Copying color work on a color Xerox machine tended to drop out any pastel shades, producing startling differences from the original -- not always for the better, but often evoking a completely different mood, and sometimes more interesting to my eye than the original.
A very talented photographer (the subject of the next image below) saw some of this work and suggested that we collaborate. These portraits and several others resulted.

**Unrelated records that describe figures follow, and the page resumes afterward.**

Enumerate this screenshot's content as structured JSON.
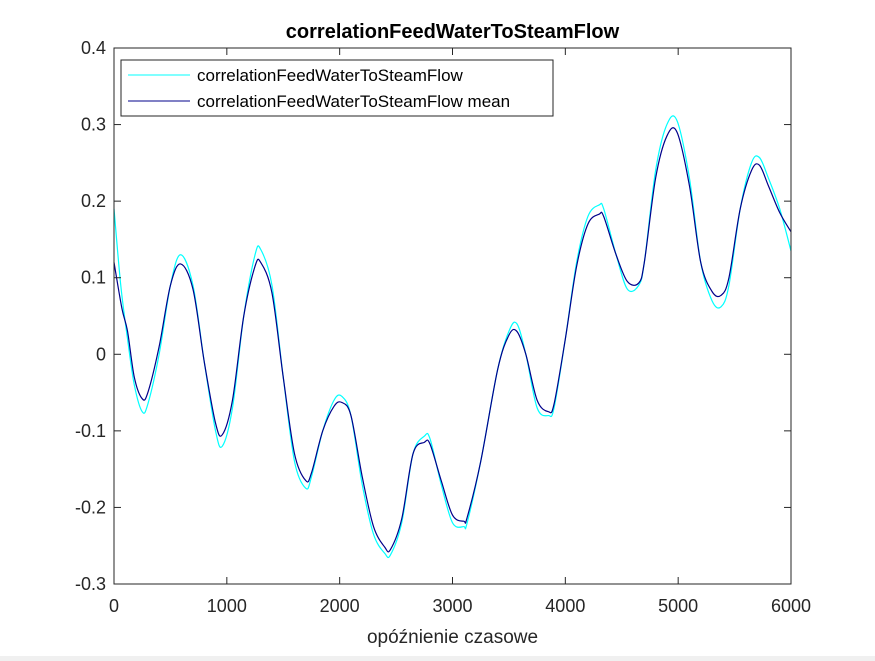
{
  "chart_data": {
    "type": "line",
    "title": "correlationFeedWaterToSteamFlow",
    "xlabel": "opóźnienie czasowe",
    "ylabel": "",
    "xlim": [
      0,
      6000
    ],
    "ylim": [
      -0.3,
      0.4
    ],
    "xticks": [
      0,
      1000,
      2000,
      3000,
      4000,
      5000,
      6000
    ],
    "yticks": [
      -0.3,
      -0.2,
      -0.1,
      0,
      0.1,
      0.2,
      0.3,
      0.4
    ],
    "xtick_labels": [
      "0",
      "1000",
      "2000",
      "3000",
      "4000",
      "5000",
      "6000"
    ],
    "ytick_labels": [
      "-0.3",
      "-0.2",
      "-0.1",
      "0",
      "0.1",
      "0.2",
      "0.3",
      "0.4"
    ],
    "grid": false,
    "legend": "top-left",
    "series": [
      {
        "name": "correlationFeedWaterToSteamFlow",
        "color": "#00ffff",
        "x": [
          0,
          60,
          120,
          180,
          250,
          300,
          400,
          500,
          590,
          700,
          800,
          900,
          960,
          1050,
          1150,
          1250,
          1300,
          1400,
          1500,
          1600,
          1700,
          1750,
          1850,
          1950,
          2020,
          2100,
          2200,
          2300,
          2400,
          2450,
          2550,
          2650,
          2750,
          2800,
          2900,
          3000,
          3100,
          3130,
          3250,
          3400,
          3500,
          3570,
          3650,
          3750,
          3850,
          3900,
          4000,
          4100,
          4200,
          4300,
          4340,
          4450,
          4550,
          4650,
          4700,
          4800,
          4900,
          4990,
          5100,
          5200,
          5300,
          5380,
          5450,
          5550,
          5650,
          5720,
          5800,
          5900,
          6000
        ],
        "y": [
          0.19,
          0.09,
          0.02,
          -0.04,
          -0.075,
          -0.065,
          0.0,
          0.09,
          0.13,
          0.09,
          -0.01,
          -0.1,
          -0.12,
          -0.07,
          0.05,
          0.13,
          0.137,
          0.09,
          -0.03,
          -0.14,
          -0.175,
          -0.16,
          -0.1,
          -0.06,
          -0.055,
          -0.08,
          -0.17,
          -0.235,
          -0.26,
          -0.262,
          -0.22,
          -0.13,
          -0.107,
          -0.11,
          -0.17,
          -0.22,
          -0.225,
          -0.22,
          -0.14,
          -0.02,
          0.03,
          0.04,
          0.0,
          -0.07,
          -0.08,
          -0.07,
          0.02,
          0.12,
          0.18,
          0.195,
          0.19,
          0.13,
          0.085,
          0.09,
          0.12,
          0.24,
          0.3,
          0.305,
          0.23,
          0.12,
          0.07,
          0.062,
          0.09,
          0.19,
          0.25,
          0.257,
          0.23,
          0.19,
          0.135
        ]
      },
      {
        "name": "correlationFeedWaterToSteamFlow mean",
        "color": "#00008b",
        "x": [
          0,
          70,
          120,
          180,
          250,
          300,
          400,
          500,
          590,
          700,
          800,
          900,
          960,
          1050,
          1150,
          1250,
          1300,
          1400,
          1500,
          1600,
          1700,
          1750,
          1850,
          1950,
          2020,
          2100,
          2200,
          2300,
          2400,
          2450,
          2550,
          2650,
          2750,
          2800,
          2900,
          3000,
          3100,
          3130,
          3250,
          3400,
          3500,
          3570,
          3650,
          3750,
          3850,
          3900,
          4000,
          4100,
          4200,
          4300,
          4340,
          4450,
          4550,
          4650,
          4700,
          4800,
          4900,
          4990,
          5100,
          5200,
          5300,
          5380,
          5450,
          5550,
          5650,
          5720,
          5800,
          5900,
          6000
        ],
        "y": [
          0.12,
          0.06,
          0.03,
          -0.03,
          -0.058,
          -0.05,
          0.01,
          0.09,
          0.118,
          0.085,
          -0.01,
          -0.09,
          -0.105,
          -0.06,
          0.05,
          0.115,
          0.12,
          0.08,
          -0.03,
          -0.13,
          -0.165,
          -0.155,
          -0.1,
          -0.068,
          -0.063,
          -0.08,
          -0.16,
          -0.225,
          -0.252,
          -0.255,
          -0.215,
          -0.13,
          -0.115,
          -0.117,
          -0.165,
          -0.21,
          -0.218,
          -0.213,
          -0.14,
          -0.02,
          0.025,
          0.03,
          0.0,
          -0.06,
          -0.075,
          -0.065,
          0.02,
          0.115,
          0.17,
          0.183,
          0.18,
          0.13,
          0.095,
          0.093,
          0.12,
          0.23,
          0.285,
          0.29,
          0.22,
          0.12,
          0.082,
          0.077,
          0.1,
          0.19,
          0.24,
          0.247,
          0.22,
          0.185,
          0.16
        ]
      }
    ]
  }
}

The largest size paper available to me in commercial shops was standard legal (8.5” x 14”). Although I knew of at least one artist who was creating much larger color copies, she had access to a large-format copier – access I lacked. So, to create the 16” x 24” works shown here, I was obliged to piece four sheets of legal paper together. I began with my photographer friend’s black-and-white photo, copying all four corners to ensure that I captured the whole image. The relative dimensions of the paper meant that these images overlapped. I hand-colored each piece with markers, pastels, paint, inks, and other materials, then copied it in color. If I didn’t like the resulting image, I might recolor it or use a painted transparent overlay to tweak further copies. Given the vagaries of the technology, the exposure and therefore the colors varied, even the colors of the same parts of the image. I cut away the parts of each quarter I liked least and collaged the rest together. These photos illustrate this process (unfortunately I no longer have a copy of the black and white original):
Painted black-and-white photocopy of original photo
Two different versions of the same eye
Final color Xerox
One question I was often asked about this work at the time – would it last? – has been answered by the intervening years. It has lasted for roughly 30 years without any perceptible changes, which doesn’t surprise me considering that the “pigments” consist of colored plastic powders heat-fused to paper. Although these pieces have been exposed to UV light only rarely, works on paper typically require protection from UV light, so I’m confident that these pieces will endure. The paper seems stable, but I don’t believe that archival copier paper was available at the time. I’m strongly considering an experiment with my least-favorite piece: if I can free it from its mattboard backing, I plan to try using heat or solvents to transfer the image to a paper I know to be archival. Fingers crossed!